E. H. MARQUESS

(From the History of Callaway County Missouri, 1884, page 682-683.)
Transcribed by Kris Breid, 20 December 2005



PROF. E. H. MARQUESS, professor of Latin in Westminster College. Professor Marquess, an accomplished scholar and an educator of long and successful experience, is a native of Tennessee, born in Gallatin, Sumner county, November 19, 1842. He was principally reared, however, in Virginia, where he also received his education. After the usual course in the preparatory schools he entered Hampden-Sidney College, in which he continued a student until his graduation in 1860. The war coming on soon after this, he identified himself with the South, and enlisted in a company for the Confederate service composed of students and fellow graduates of his Alma Mater, the company being known as the " Hampden-Sidney Boys." It was captured, however, a few weeks afterwards, and after his release Mr. Marquess was assigned to duty with the staff of General Joseph E. Johnson, and served under him until 1864, General Johnson being removed by President Davis during that year. Mr. Marquess then came under the command of General Ewell, under whom he served until the general surrender. He was in a number of the more important battles of the war, and was a faithful, unflinching soldier to the end.

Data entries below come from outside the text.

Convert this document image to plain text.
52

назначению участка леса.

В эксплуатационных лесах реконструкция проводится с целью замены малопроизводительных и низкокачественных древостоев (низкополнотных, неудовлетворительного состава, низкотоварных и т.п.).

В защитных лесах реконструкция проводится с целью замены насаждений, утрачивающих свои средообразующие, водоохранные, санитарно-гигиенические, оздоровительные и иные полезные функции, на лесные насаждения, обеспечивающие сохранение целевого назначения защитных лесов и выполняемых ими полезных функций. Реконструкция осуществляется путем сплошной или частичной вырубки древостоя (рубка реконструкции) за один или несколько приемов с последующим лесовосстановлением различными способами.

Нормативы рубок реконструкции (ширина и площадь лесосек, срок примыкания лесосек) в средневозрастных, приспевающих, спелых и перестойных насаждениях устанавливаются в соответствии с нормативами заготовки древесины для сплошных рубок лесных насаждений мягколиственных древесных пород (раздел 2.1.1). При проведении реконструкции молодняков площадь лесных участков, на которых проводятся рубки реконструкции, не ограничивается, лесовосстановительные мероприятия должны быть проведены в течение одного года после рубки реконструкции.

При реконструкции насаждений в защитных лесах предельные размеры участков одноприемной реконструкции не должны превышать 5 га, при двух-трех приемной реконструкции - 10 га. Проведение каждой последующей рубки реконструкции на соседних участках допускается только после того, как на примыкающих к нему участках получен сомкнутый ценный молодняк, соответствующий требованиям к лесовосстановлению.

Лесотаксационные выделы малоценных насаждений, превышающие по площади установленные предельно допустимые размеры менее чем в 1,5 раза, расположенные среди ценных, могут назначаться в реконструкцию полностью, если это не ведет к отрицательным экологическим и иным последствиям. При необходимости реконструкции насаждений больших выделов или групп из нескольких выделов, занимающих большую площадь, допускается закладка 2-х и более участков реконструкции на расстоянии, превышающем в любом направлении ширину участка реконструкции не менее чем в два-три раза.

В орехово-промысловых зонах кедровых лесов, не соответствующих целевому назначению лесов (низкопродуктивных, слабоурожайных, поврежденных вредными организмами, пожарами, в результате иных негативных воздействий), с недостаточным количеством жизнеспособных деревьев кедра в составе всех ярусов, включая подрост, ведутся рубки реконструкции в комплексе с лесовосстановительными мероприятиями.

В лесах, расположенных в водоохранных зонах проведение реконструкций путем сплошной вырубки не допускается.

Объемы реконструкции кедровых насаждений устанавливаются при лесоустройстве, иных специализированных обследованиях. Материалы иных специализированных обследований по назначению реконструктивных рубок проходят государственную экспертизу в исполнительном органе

After the restoration of peace Mr. Marquess engaged in teaching in Mississippi, and followed it there and in West Virginia with success and increasing reputation until 1882, when he was tendered the professorship of Latin in Westminster College of Fulton, Missouri, a position he accepted, and which he has since filled with unmixed benefits to the college and with great credit to himself. Professor Marquess is a practical educator of more than ordinary ability, particularly in the department over which he now presides. A thorough master of the Latin language, he has a happy faculty of leading his pupils up to an acquisition of the language, with singular rapidity and ease, by making the road over which he wishes them to travel appear pleasant and attractive--pointing out to them the beauties here and the advantages there, and thus keeping them constantly stimulated to push forward in their course, hardly conscious of the difficulties before them until they have been surmounted. Personally he is a man of pleasant, refined address, a cultured gentleman, and one whose purity of mind and generosity of heart are manifest in everything he says or does. To his pupils he becomes a friend as deeply solicitous for their welfare as they are themselves, and thus they come to hold him in the highest esteem and to strive to advance themselves, hardly less to merit his good opinion than for their own improvement. He has long been a member of the Presbyterian church, and his walk and talk are entirely consistent with the faith he holds. His appointment to his present position was one of singular good fortune for the college and for its patrons and friends.